I looked at the closet door. Hinges on the outside. “Give me a few minutes,” I said, and headed down to the basement for a hammer and an awl.

While I took the door off its hinges, I thought I should find out from “Connor from 2017” exactly what was going on and what kind of help Luka needed, but he kept me so busy with questions of his own that I never got to ask mine. How many channels did we have on TV? Had I ever touched a computer? How many phones did we have in the house? Had I ever heard of solar power?

Peevishly, I fired back, “What about you? Do you have a base on the moon?”

“No point. I went uptime with Luka, though, and we saw the Mars landing. That’ll be cool.”

So that was who she had been with. I guessed maybe this was Luka’s new future boy, probably her boyfriend. My feelings of inferiority were even more magnified when I got the closet door off. He was probably two years older than me, about three inches taller, and possessed a frame that was both gangly and muscular. Behind him was the mirror, removed from its dresser again and leaning against my dad’s work uniforms. It was the first time I had seen it in weeks. As wrong as it was, I was itching for the slow molasses of the Silverlands. Uptime heat or downtime cold, it didn’t matter. I wanted to be uncomfortable again.
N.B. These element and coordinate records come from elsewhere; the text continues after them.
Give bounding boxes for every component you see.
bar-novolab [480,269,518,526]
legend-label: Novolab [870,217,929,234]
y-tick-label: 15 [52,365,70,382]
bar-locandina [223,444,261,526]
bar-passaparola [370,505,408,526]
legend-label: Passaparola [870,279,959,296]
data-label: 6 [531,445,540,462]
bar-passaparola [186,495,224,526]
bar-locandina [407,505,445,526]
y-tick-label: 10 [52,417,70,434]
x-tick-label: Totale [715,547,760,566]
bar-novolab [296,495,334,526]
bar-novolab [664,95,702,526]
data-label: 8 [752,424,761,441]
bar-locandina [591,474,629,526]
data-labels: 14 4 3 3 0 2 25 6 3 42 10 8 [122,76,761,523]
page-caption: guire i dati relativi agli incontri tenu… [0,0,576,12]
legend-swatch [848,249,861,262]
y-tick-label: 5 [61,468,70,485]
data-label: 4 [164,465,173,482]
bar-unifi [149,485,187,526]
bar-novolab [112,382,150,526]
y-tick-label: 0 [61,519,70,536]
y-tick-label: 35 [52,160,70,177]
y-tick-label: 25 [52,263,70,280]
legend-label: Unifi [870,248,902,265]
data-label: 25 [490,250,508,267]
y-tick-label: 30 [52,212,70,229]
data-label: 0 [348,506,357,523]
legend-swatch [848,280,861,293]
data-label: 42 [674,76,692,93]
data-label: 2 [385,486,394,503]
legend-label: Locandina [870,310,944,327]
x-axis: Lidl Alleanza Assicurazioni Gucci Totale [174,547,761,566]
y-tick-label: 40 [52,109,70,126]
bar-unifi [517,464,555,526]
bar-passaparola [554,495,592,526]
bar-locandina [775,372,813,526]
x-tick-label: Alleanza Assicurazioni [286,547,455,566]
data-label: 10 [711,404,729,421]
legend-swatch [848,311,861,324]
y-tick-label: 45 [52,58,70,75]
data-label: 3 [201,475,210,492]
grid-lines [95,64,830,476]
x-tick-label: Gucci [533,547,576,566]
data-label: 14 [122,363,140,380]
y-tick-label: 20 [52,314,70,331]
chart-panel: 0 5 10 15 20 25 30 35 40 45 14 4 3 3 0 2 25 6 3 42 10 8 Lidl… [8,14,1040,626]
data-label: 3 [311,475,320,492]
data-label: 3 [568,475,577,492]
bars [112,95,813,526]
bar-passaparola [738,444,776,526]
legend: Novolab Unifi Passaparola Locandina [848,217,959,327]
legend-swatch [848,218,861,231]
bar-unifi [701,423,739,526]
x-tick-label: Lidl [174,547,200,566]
“Aw, jeez, thanks,” the newcomer said. “I was sweating like a sonofa—” He checked himself, looked sheepish, and continued. “I was sweating bad. Look, I’m sorry about this. Luka told me to leave you out of everything because she didn’t want you getting in trouble. But—” He stopped himself and looked at a large-faced digital wristwatch with four or five buttons around its edge. “Man, she’s been alone out there for more than an hour. Look, will you come back with me?”